An Igbosere High Court has fixed February 7 for the adoption of final written addresses in a case of a N45 million property dispute involving the Director General of the Lagos State Emergency Management Agency (LASEMA), Dr Olufemi Oke-Osanyitolu.

Oke-Osanyitolu and his former lover, Olaide Ibraheem, are in court over ownership of the property located at No. 1, Baba Yusuf Close, Alausa, Lagos.

Justice Oluwatoyin Ipaye fixed the date on Friday, January 31 after hearing submissions from the defence counsel, Mr Adeoye Asaolu and Mr Akin George, the lead state prosecutor.

Ibraheem, also a top civil servant in the Lagos State government, is the Director, Admin and Human Resources in the Lagos State Office of Civic Engagement.

She was arraigned on May 22, 2017 and faces a three-count charge of forgery, forcible entry and criminal damage to the property which allegedly belongs to Oke-Sanyitolu.

During the trial, four witnesses, including Oke-Osanyitolu, his personal assistant and a signature expert testified for the prosecution.

Six witnesses, including Ibraheem, a surveyor and a police officer testified on behalf of the defence.

Oke-Osanyitolu in his testimony told the court that he and the lady were former lovers and top civil servants working for the Lagos State government.

He said that during the course of their relationship, he needed accommodation for his ailing mother and had sought her help in getting accommodation.

Oke-Sanyitolu said the lady negotiated the purchase of the property on his behalf for N45 million from the former owner, one Baba Yusuf in Kano.

The LASEMA DG told the court that he made instalmental payments for the property via Mr Luqman Salami, his personal assistant and that he paid a balance of N1.5 million the day the Deed of Assignment was signed.

“Five people, including the defendant, were present when the deed was signed but only four persons- myself, the owner of the property, Baba Yusuf, his son Musa Yusuf and Salami, my personal assistant, signed the document,” he said.

According to Oke-Osanyitolu, following the breakdown of their relationship, the defendant in order to unlawfully lay claim to the property, allegedly made another Deed of Assignment and forged his signature on the fake document.

He said that Ibraheem, with the aid of hoodlums, also unlawfully broke into and took possession of the property.

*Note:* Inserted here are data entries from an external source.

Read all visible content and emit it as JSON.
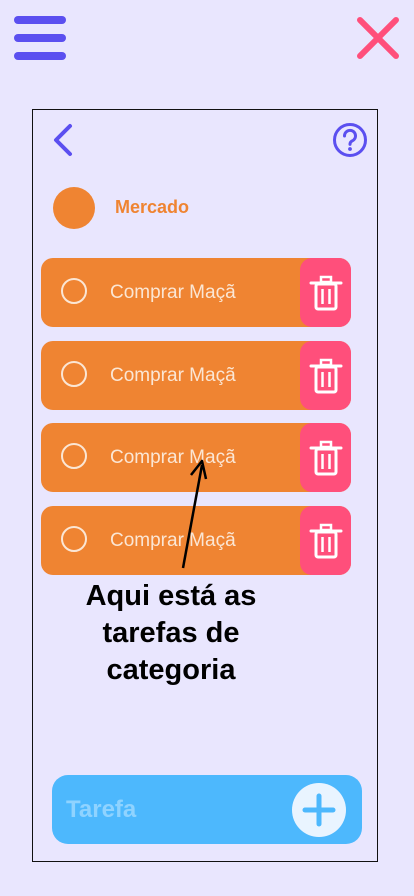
{
  "header": {
    "menu_icon": "hamburger-menu-icon",
    "close_icon": "close-x-icon"
  },
  "nav": {
    "back_icon": "chevron-left-icon",
    "help_icon": "question-circle-icon"
  },
  "category": {
    "name": "Mercado",
    "color": "#ef8432"
  },
  "tasks": [
    {
      "label": "Comprar Maçã",
      "done": false
    },
    {
      "label": "Comprar Maçã",
      "done": false
    },
    {
      "label": "Comprar Maçã",
      "done": false
    },
    {
      "label": "Comprar Maçã",
      "done": false
    }
  ],
  "annotation": {
    "line1": "Aqui está as",
    "line2": "tarefas de",
    "line3": "categoria"
  },
  "add_task": {
    "placeholder": "Tarefa",
    "add_icon": "plus-icon"
  },
  "colors": {
    "background": "#e9e6fe",
    "accent": "#5b4ff0",
    "task": "#ef8432",
    "delete": "#ff4f7b",
    "close": "#ff4f7b",
    "add_bar": "#4db8fd"
  }
}
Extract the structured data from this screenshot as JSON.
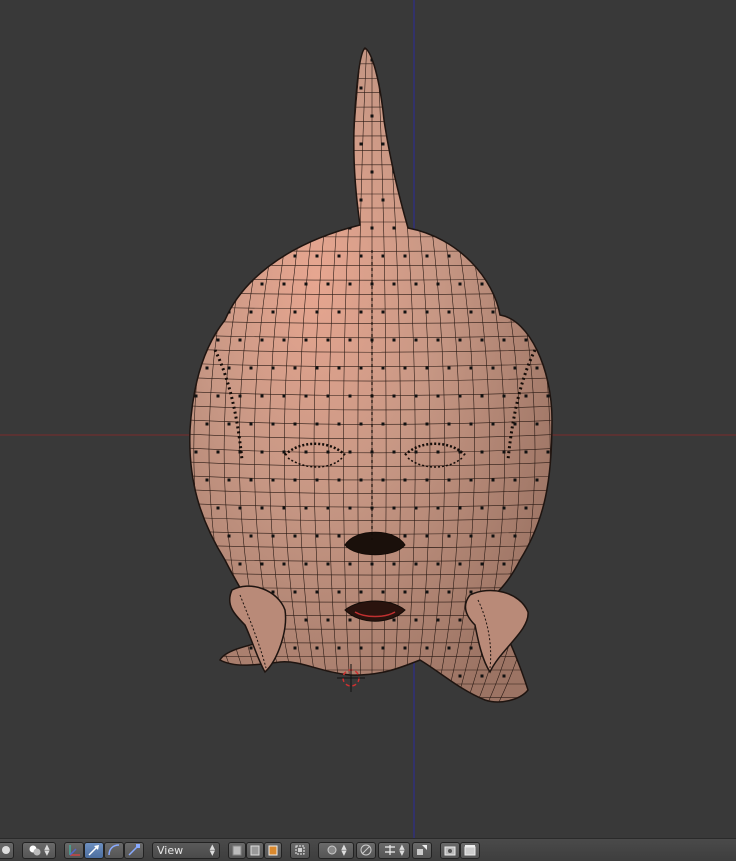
{
  "viewport": {
    "background": "#393939",
    "x_axis_color": "#8c2a2a",
    "y_axis_color": "#2c2c9a",
    "mesh_color": "#c99a86",
    "mesh_highlight": "#e0a48f",
    "wire_color": "#1e1410",
    "cursor_color": "#d03030"
  },
  "header": {
    "view_menu_label": "View",
    "icons": [
      "editor-type-icon",
      "shading-mode-icon",
      "manipulator-icon",
      "translate-icon",
      "rotate-icon",
      "scale-icon",
      "view-menu",
      "solid-shading-icon",
      "wireframe-shading-icon",
      "texture-shading-icon",
      "layer-button-icon",
      "pivot-point-icon",
      "proportional-edit-icon",
      "snap-icon",
      "snap-element-icon",
      "render-icon",
      "render-animation-icon"
    ]
  }
}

The LASEMA chief noted that when he reported his ex-lover’s actions to the authorities, she threatened his life and said she will show him “the power of women.”

Ibraheem, while testifying in her defence, said the property belonged to her.

She said that when she wanted to buy the property, she visited Baba Musa, the former owner of the property in Kano.

“However, he had said that due to religious reasons, he could not sell the property to a woman unless she came with her spouse,” she said.

Ibraheem said that obliging the requests of Baba Musa, Oke-Osanyitolu accompanied her to buy the property.

The defendant in her version of events said that four persons– herself, the owner of the property, his son and Oke-Sanyitolu signed the Deed of Assignment while Salami, Oke-Sanyitolu’s personal assistant, was a witness.

She said that after the end of their relationship, she got wind of the fact that Oke-Sanyitolu had procured another Deed of Assignment for the property.

Ibraheem noted that the new Deed did not contain her signature and that he was trying to register the new Deed at the Lagos State Ministry of Lands.

The director denied taking over the property illegally from the complainant.